Patrick S. Tomlinson
And that’s it. I’ve reminded them of our shared conversation, explained why I think my work might be a good fit for their company, (which also shows that I’ve done a little market research) given a short summary/pitch for the book, given it’s length and intended market, then a short review of my past accomplishments. Query letters/emails should be short and to the point. Much longer than this and you risk an agent or editor glossing over your letter or skipping right to the next one entirely.
It’s been two weeks since I sent this letter out, and since then, nothing has happened. Well, nothing on my end. There has been no reply from either person, nor would I have expected one yet, or for many weeks or months more. Typically, you can expect that your novel manuscript is going to spend anywhere from ninety days to an entire year in the hands of an agent or editor before you get an answer. During this time, there really isn’t anything you can do to help the process along. After ninety days or so, it’s not considered impolite to drop a brief note reminding the recipient of the manuscript and gently asking if they’ve had a change to review it, but that’s about as far as you should push it. The waiting game can be the most nerve-wracking part of the job.
However, there is one thing you shouldn’t be doing while your manuscript cools its heels, and that is sit around waiting for the phone to ring or your email notification to beep. You’ve probably been writing and revising for a year, perhaps more by the time your book is in good enough shape to send off, so take a break if you feel it necessary, but don’t let that vacation stretch on too long. There isn’t much down time if you want to be a writer, and the best way to increase your odds of success is to get on to the next project.

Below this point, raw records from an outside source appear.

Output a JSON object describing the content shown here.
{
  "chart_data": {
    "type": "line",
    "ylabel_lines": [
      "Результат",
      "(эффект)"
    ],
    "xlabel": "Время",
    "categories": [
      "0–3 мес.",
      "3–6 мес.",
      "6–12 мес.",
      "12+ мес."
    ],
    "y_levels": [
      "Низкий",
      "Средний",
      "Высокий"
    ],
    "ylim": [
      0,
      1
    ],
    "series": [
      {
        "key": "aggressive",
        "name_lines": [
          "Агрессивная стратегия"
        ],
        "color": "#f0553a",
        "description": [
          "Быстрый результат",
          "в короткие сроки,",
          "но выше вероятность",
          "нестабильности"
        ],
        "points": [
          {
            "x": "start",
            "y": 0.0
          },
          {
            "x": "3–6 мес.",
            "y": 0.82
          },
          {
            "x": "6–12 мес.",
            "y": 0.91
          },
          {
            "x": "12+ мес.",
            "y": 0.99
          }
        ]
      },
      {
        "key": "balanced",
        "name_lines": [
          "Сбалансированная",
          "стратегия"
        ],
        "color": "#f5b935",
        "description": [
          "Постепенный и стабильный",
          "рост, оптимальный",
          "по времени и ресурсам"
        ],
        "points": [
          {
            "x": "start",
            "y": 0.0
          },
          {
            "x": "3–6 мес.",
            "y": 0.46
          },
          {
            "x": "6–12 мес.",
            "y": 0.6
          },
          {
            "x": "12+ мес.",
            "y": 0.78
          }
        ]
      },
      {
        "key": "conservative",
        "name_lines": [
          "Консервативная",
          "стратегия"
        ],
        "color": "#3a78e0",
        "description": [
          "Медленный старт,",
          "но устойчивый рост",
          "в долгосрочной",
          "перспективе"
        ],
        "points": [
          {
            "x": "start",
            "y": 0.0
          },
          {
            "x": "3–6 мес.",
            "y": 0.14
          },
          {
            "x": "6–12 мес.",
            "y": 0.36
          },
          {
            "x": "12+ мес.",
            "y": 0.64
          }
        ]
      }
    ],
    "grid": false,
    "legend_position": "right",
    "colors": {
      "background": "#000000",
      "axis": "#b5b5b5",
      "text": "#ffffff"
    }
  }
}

As of right now, I have two novel manuscripts in the hands of two different editors. Since sending Any Port in a Storm out, I’ve also sent a short story to the Writers of the Future contest, written another short story and submitted it for an upcoming anthology, outlined two additional shorts set in the BattleTech universe, and started working up character studies for a third novel. The BattleTech shorts I’ll have done by next week. The novel I plan to have finished by the end of the year. This is not to brag about my work-ethic or boundless creativity. There are many writers that crank out far larger volumes than I do, of better quality. The point is to drive home the importance of not waiting around. Not only will the next project get your mind off the fate of your manuscript as it works its way through the Labyrinth that is the journey to publication, but it will give you yet another chance to wow someone and get that all important ‘Yes’.
If you put enough torpedoes in the water, you’re going to hit something eventually.